Jejak Augustinianisme ditemukan, misalnya, di barat, yang walaupun menyandang
nama dan mereproduksi pandangan dari abad keempat untuk melawan Arianisme, tetapi
mungkin saja ditulis lebih kemudian.
Kontroversi ini adalah
untuk menegaskan iman Trinitas. Menurut Credo Athanasius, masing-masing dari
ketiga pribadi ilahi dikatakan abadi, Mahakuasa, tidak lebih atau kurang
daripada yang lain, masing-masing adalah Tuhan.
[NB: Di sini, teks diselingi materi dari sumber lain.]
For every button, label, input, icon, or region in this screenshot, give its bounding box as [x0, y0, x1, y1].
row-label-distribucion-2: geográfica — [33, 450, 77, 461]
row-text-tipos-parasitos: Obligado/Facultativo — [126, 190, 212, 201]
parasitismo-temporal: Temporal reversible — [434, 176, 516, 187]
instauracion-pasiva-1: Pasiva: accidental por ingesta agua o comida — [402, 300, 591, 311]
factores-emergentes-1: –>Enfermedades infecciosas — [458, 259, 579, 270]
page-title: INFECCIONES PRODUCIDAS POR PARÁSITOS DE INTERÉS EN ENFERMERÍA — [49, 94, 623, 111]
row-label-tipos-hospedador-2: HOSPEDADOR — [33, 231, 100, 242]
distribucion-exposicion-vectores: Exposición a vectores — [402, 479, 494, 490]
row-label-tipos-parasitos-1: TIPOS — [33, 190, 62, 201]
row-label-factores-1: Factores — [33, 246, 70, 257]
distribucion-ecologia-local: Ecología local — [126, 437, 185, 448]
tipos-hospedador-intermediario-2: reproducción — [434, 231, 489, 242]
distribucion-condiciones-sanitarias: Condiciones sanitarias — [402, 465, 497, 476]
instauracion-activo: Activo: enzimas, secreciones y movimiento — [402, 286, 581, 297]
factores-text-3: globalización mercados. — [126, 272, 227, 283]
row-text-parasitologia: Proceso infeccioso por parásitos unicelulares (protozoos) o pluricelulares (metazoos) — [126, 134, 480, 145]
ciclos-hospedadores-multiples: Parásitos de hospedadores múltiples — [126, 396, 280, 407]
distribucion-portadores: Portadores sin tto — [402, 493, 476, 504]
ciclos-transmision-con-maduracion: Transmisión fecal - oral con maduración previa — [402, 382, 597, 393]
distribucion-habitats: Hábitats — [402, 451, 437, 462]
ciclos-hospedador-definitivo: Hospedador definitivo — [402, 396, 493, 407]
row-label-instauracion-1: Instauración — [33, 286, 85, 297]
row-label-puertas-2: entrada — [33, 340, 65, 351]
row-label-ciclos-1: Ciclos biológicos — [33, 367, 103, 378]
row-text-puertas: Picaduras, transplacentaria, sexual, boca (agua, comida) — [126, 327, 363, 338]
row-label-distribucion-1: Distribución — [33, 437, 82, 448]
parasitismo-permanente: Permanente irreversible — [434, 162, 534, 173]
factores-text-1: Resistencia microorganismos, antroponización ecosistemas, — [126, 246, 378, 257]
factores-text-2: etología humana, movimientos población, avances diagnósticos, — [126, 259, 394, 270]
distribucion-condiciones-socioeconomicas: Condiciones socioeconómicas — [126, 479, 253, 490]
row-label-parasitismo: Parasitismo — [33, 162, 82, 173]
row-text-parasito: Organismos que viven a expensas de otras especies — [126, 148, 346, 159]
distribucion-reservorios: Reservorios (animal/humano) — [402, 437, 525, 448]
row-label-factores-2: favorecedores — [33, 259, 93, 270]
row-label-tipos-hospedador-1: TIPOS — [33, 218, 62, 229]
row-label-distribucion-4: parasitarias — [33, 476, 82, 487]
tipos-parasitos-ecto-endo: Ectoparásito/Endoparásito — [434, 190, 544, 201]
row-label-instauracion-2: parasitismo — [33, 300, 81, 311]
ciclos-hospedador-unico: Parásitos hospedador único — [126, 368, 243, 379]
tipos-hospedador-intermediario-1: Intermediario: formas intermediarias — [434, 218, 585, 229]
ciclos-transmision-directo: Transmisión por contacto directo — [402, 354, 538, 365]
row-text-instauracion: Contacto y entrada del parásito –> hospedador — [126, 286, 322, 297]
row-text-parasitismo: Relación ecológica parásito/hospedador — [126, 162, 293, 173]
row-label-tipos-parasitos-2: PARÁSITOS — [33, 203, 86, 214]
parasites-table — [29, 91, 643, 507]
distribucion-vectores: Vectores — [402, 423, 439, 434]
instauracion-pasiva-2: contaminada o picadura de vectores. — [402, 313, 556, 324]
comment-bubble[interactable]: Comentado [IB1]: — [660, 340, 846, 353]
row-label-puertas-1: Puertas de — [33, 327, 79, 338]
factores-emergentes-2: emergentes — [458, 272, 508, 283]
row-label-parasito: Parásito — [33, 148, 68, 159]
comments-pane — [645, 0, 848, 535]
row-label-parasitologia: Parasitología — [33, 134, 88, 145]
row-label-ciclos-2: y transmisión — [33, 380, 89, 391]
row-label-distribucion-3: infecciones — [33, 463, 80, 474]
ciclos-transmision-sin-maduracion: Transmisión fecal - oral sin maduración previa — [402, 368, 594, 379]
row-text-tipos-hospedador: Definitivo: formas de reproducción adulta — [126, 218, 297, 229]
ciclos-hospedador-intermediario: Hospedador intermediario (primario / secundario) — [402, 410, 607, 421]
Modalisme berusaha memecahkan misteri Tritunggal dengan mengindikasikan
bahwa Bapa, Putra dan Roh Kudus adalah modus, aspek atau peran, dari Allah. Dalam modus dari Anak,
mengalami Allah dalam daging, sebagai manusia, sepenuhnya manusia dan
sepenuhnya Allah. Allah menyatakan diri sebagai Roh Kudus oleh tindakan-Nya di
bumi dan di dalam kehidupan. Pandangan ini dikenal dengan Sabellianisme, dan dianggap sebagai ajaran sesat oleh Konsili Ekumenis. Trinitarianisme,
di sisi lain, menegaskan bahwa Bapa, Putra dan Roh secara bersamaan ada sebagai
tiga pribadi dalam satu esensi, masing-masing sepenuhnya Tuhan yang sama.
Doktrin ini dikembangkan
menjadi bentuk yang sekarang justru melalui konfrontasi dengan alternatif dan
proses perbaikan terus-menerus dengan cara yang sama. Bahkan sekarang, dialog
ekumenis antara Ortodoks Timur, Katolik Roma, Gereja Asiria di Timur, Anglikan dan Protestan,
mencari ekspresi doktrin Trinitas dan Kristologis yang akan mengatasi
perbedaan-perbedaan yang ada. Karena itu doktrin Trinitas adalah simbolik dan
agak paradoks.
2. 6 Teologi Trinitas
2. 6. 1 Baptisan Sebagai Awal Pelajaran
Baptisan itu sendiri
umumnya bertalian langsung dengan rumus Trinitaris, "dalam nama Bapa, dan
Anak, dan Roh Kudus" (Mat
28: 19). Rumusan Trinitaris mengidentifikasikan nama ini dengan iman
Kristen dalam mana baptisan adalah sebuah inisiasi, seperti yang terlihat dalam
laporan Basilius Agung (330-379), "Kami terikat untuk
dibaptis dalam istilah yang telah kita terima, dan untuk menyatakan iman dalam
istilah-istilah yang dalam mana kita telah dibaptis". Ini adalah iman
baptisan kita", maka Konsili Konstantinopel (382) juga
mengatakan, "yang mengajarkan kita untuk percaya dalam Nama Bapa, Anak dan
Roh Kudus. Menurut Iman ini ada satu Tuhan, Bapa, Anak, dan Roh Kudus".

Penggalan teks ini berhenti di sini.